The gentleman on the bottom demonstrates good fundamental form with a few discrepancies. His pouch is misaligned- strong to port. This shot will miss right. Furthermore, I do not believe his exaggerated knee bend is an advancement in shooting posture or balance, but merely a hands-free attempt to clear a self-inflicted wedgie. I use it frequently on the trail. His left elbow position is pristine, but that positive is negated by pinching in front of the ammo.

His attire is appropriate riot-casual, though I'd have preferred to see a black or sienna coordinating sweatpant ...


----------



## Ordo (Feb 11, 2018)

A brilliant analysis Hulla. I was thinking that demonstrators, anarchists and revolutionaries could offer a great market opportunity for my home made slingshots. A probable motto could be:

Kill an officialist (or an oppositionist, at your will) with a Terro-Sling. (derived from Terrorist- Slingshots).
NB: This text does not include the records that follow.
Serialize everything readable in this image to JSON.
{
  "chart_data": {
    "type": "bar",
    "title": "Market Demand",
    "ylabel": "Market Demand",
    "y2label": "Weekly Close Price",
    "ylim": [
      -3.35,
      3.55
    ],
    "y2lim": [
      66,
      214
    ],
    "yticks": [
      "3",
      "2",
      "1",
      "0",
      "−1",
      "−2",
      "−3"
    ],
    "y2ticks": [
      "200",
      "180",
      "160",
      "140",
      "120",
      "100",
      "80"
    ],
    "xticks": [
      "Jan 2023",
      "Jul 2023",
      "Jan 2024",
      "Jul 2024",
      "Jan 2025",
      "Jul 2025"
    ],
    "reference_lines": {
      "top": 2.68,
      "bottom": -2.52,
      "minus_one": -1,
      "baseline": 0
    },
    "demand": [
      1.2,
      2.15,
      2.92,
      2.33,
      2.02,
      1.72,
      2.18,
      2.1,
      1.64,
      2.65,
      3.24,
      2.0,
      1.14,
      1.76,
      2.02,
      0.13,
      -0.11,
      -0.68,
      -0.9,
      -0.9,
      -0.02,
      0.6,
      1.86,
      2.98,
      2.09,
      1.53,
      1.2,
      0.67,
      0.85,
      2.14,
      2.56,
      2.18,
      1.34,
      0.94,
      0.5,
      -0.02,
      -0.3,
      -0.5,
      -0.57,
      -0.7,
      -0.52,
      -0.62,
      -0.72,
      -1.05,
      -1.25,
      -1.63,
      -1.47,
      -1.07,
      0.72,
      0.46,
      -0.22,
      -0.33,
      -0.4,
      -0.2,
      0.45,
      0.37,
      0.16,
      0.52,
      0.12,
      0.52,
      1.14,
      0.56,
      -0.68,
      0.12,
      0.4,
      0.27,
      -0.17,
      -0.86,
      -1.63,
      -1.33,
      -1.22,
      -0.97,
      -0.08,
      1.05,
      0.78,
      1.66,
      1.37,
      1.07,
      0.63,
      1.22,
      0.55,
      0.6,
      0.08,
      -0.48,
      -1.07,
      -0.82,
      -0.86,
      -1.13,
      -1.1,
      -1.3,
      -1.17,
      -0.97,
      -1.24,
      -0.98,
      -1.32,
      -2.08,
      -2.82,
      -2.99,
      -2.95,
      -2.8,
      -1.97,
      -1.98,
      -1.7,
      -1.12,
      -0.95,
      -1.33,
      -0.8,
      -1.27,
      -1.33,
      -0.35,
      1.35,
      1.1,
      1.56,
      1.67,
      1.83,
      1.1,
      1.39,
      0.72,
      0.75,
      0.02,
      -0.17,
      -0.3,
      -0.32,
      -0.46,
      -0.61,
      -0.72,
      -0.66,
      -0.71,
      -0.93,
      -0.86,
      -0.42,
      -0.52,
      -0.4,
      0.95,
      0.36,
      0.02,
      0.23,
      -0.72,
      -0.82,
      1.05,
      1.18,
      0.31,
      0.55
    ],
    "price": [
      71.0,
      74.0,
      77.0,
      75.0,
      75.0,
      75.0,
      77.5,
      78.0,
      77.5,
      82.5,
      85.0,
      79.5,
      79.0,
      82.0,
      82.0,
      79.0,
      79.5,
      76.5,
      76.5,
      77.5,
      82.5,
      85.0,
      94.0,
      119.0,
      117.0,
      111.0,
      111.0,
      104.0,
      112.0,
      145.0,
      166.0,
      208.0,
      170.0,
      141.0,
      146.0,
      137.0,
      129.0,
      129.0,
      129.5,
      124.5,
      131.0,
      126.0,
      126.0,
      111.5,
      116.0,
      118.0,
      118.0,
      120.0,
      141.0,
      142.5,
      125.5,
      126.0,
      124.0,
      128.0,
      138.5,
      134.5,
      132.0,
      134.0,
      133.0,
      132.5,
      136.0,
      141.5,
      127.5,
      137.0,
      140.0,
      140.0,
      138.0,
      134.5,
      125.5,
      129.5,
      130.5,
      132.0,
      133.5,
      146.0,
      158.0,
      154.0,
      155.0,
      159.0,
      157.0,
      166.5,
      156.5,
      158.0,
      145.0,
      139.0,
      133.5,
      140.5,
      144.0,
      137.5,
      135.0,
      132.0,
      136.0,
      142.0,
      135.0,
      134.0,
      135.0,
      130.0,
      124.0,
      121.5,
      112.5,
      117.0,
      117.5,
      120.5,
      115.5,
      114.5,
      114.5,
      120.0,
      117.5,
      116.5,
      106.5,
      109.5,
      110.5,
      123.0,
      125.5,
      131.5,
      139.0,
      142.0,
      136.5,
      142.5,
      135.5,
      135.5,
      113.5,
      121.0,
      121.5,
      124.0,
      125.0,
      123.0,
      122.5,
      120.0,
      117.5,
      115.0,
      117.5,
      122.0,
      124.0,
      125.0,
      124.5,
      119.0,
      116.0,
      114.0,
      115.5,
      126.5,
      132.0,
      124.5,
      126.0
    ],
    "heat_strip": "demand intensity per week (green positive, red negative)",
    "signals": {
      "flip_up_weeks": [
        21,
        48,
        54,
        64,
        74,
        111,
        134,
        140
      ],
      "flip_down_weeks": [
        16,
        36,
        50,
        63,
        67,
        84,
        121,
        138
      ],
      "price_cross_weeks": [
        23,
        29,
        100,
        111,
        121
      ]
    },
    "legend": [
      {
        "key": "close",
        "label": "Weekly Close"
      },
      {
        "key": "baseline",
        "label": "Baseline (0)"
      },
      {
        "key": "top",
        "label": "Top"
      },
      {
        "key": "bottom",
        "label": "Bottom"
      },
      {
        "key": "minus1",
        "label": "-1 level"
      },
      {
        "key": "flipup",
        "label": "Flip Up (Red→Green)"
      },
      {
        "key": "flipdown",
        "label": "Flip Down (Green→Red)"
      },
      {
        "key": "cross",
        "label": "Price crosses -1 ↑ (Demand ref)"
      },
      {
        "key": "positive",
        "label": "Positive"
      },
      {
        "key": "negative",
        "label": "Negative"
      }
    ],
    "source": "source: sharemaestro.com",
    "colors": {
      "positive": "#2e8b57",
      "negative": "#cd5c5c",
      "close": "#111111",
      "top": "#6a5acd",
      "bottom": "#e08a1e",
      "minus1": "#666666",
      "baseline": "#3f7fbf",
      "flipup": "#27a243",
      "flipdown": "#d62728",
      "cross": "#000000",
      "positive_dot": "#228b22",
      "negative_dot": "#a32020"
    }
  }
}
Also good for exterminating pests.

Not that I think that politicians are a pest...


----------



## treefork (Feb 1, 2010)

You can tell by the pictures that its not their first time shooting . More potential forum members . We can start a sub forum . " Slingshot Protesters "

Discussions and tips on best bands , ammo and techniques and bent knee stances . How to shoot with tear gas is in your eyes . Long balling over Lexan shields . Lots of possible topics .


----------



## Alfred E.M. (Jul 5, 2014)

*While admiring one of my slingshots, my cardiologist related that growing up in Pakistan where guns aren't allowed, political assassinations were carried out by shooting slingshots from inside a car at political rallies. She said they were silent and often deadly.*

*Ordo, you should enlighten the demonstrators on the benefits of wearing safety glasses to prevent an outbreak of one-eyed anarchists. *


----------



## Ordo (Feb 11, 2018)

I can teach them how to shot. I can sell slingshots, ammo, bands, glasses, etc. I can become a slingshot attorney when they get in jail, etc., etc.

Then i can make counterintelligence and sell my "services" to the Government.

This business has no limits.


----------